The literature on social business behaviour has proliferated in recent years, mainly examining CSR of firms in developed economies (Brammer, Jackson, & Matten, 2012; Campbell, 2007; Carroll & Shabana, 2010; Crouch, 2006; Matten & Crane, 2005), with definitions of social business behaviour now being plentiful (Dahlsrud, 2008). More recently assumptions about CSR and why firms engage in such practices has been challenged by the study of social business behaviour in emerging market contexts such as Russia, China, Pakistan, or Mexico (Blasco & Zølner, 2010; Crotty, 2014; Li & Zhang, 2010; Lund-Thomsen, Lindgreen, & Vanhamme, 2014; Muller & Kolk, 2010; Zhao, 2012). In particular this research illustrates the need for contextualising social business behaviour (Crotty, 2014; Dahlsrud, 2008) because in such contexts they are often part of a firms wider legitimisation activities (Kuznetsov, Kuznetsova, & Warren, 2009; Zhao, 2012).
Frequently firms use engagement in social business behaviours to avert other more restrictive regulations, for example taxation or environmental protection regulation (Crotty, 2014). The different utilisation of social business behaviours by firms in such contexts suggests that their study can provide us with an important insight into emerging market multinationals. Further, it raises the question as to whether firms from such contexts increasingly internationalising (Luo & Tung, 2007) will ‘export’ or how they will adjust such behaviours as part of accessing foreign markets.
Therefore, further research of social business behaviour is required to extend our theoretical understanding of such practices in emerging market multinationals. The post-soviet environment, and in particular Russia, provides a relevant and novel context to study social business behaviour. Social business behaviour of Russian firms can be traced back to their role in the communist economic system where they were much more then employers (Kornai, 1992). Firms were part of the state welfare provision and responsible for making a significant contribution to the local social infrastructure, such as running or supporting hospitals or building and maintaining playgrounds (Kornai, 1992). In turn firms are likely to have ingrained traditions and capabilities of engaging in social business behaviours without necessarily qualifying them as such. Therefore this project would examine the type and reasons for social business behaviour amongst Russian firms and whether they are part of their ‘business model’ (i.e. part of their competitive advantage and potentially exportable as part of their internationalisations) or specifically developed for their home context.
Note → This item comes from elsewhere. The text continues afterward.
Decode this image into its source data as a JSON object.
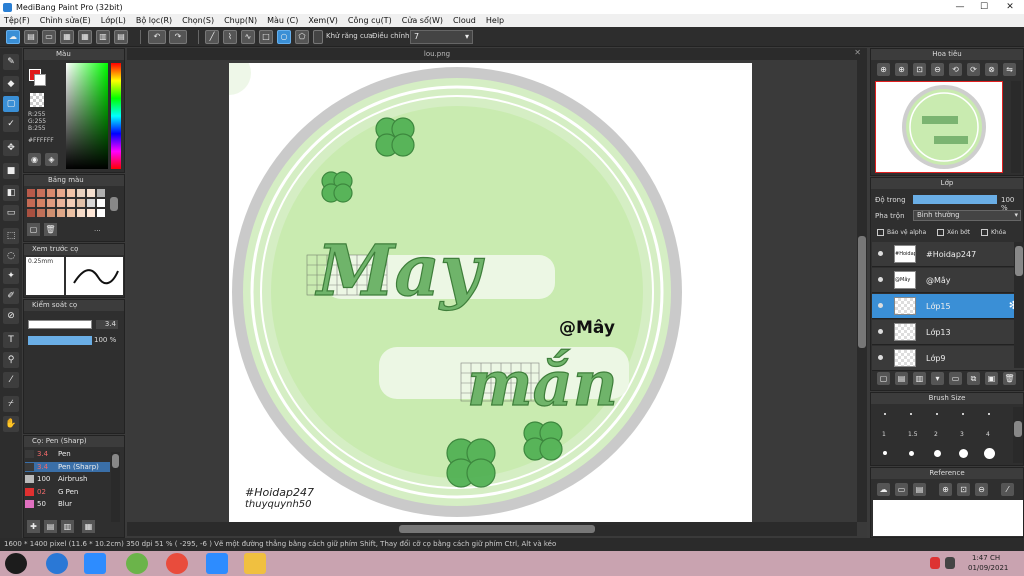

In order to explore this question, the project will address the following objectives:
- Developing a classification social business behaviours for the Russian context - Establishing the strategic importance of social business behaviour in Russian firms - Examining the role of social business behaviour in internationalisation decisions of Russian firms
In order to study social business behaviour in Russian firms and be able to address the strategic role of such behaviours a qualitative approach will be required. Thus, data will need to be collected via documentation available from organisations, interviews with individuals in participating organisations, and observation of strategy practices in participating organisations. A more detailed data collection strategy will be developed as the project progresses.